BLM’s Mineral Ridge boat launch to temporarily close for renovation work

Coeur d’Alene, Idaho – The Bureau of Land Management’s (BLM) Mineral Ridge boat launch and associated facilities will temporarily close in January for upgrades to improve boater access to Lake Coeur d’Alene. The popular launch site is one of few public launches on the east side of the lake used year-round by both anglers and recreational boaters. Over the years, use of the existing ramp during low water months has caused the concrete ramp to crack and break apart in areas. 

The BLM will take advantage of typical winter low water levels to replace the existing boat ramp with a concrete ramp that will extend 40 feet further into the lake. The longer ramp will help reduce issues with launching in low water conditions.  

Beginning Jan. 15, 2021, the boat ramp, parking area and restroom will be temporarily closed to provide for public safety while construction is underway. Boat ramp renovations are expected to be completed by mid-March. 

National Native American Construction, Inc. (NNAC), headquartered in Coeur d’Alene, was awarded the $170,000 contract. The NNAC will also replace the picnic pavilion shelter roof at the Mineral Ridge recreation site, approximately .5 miles from the boat launch. The picnic pavilion will be unavailable for use, but the BLM does not plan any closures to the Mineral Ridge trailhead or parking area while roof repairs are underway.  

During the boat ramp replacement, the BLM recommends anglers and boaters use the State of Idaho’s Higgins Point launch off Lake Coeur d’Alene Drive or the City of Coeur d’Alene’s Third Street boat launch.

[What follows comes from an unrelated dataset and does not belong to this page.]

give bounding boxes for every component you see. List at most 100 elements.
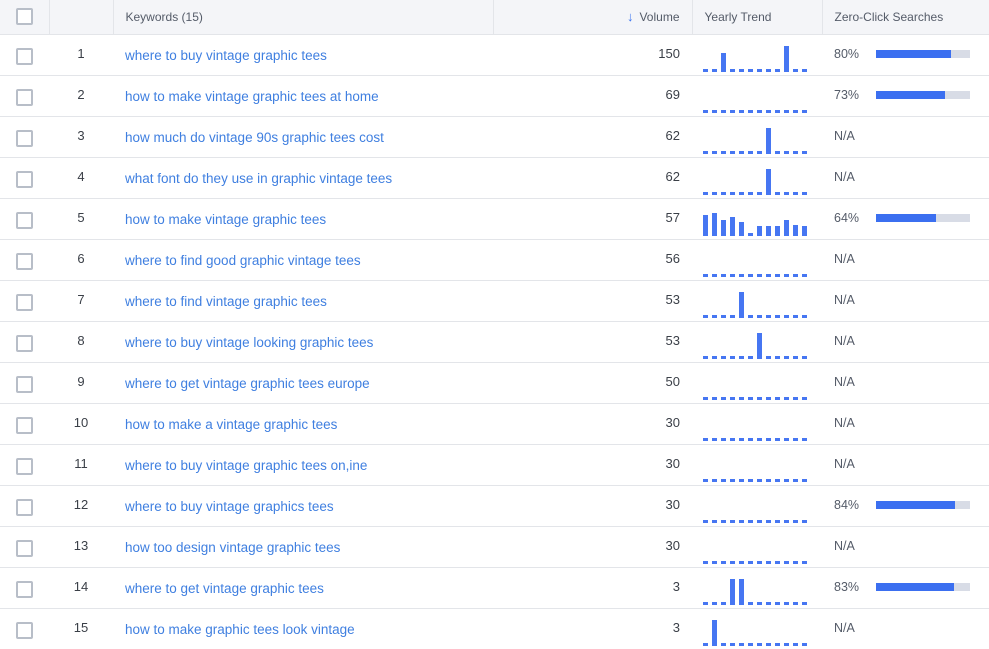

The BLM manages more than 245 million acres of public land located primarily in the 11 Western states and Alaska. The BLM also administers 700 million acres of sub-surface mineral estate throughout the nation. In fiscal year 2018, the diverse activities authorized on BLM-managed lands generated $105 billion in economic output across the country. This economic activity supported 471,000 jobs and contributed substantial revenue to the U.S. Treasury and state governments, mostly through royalties on minerals.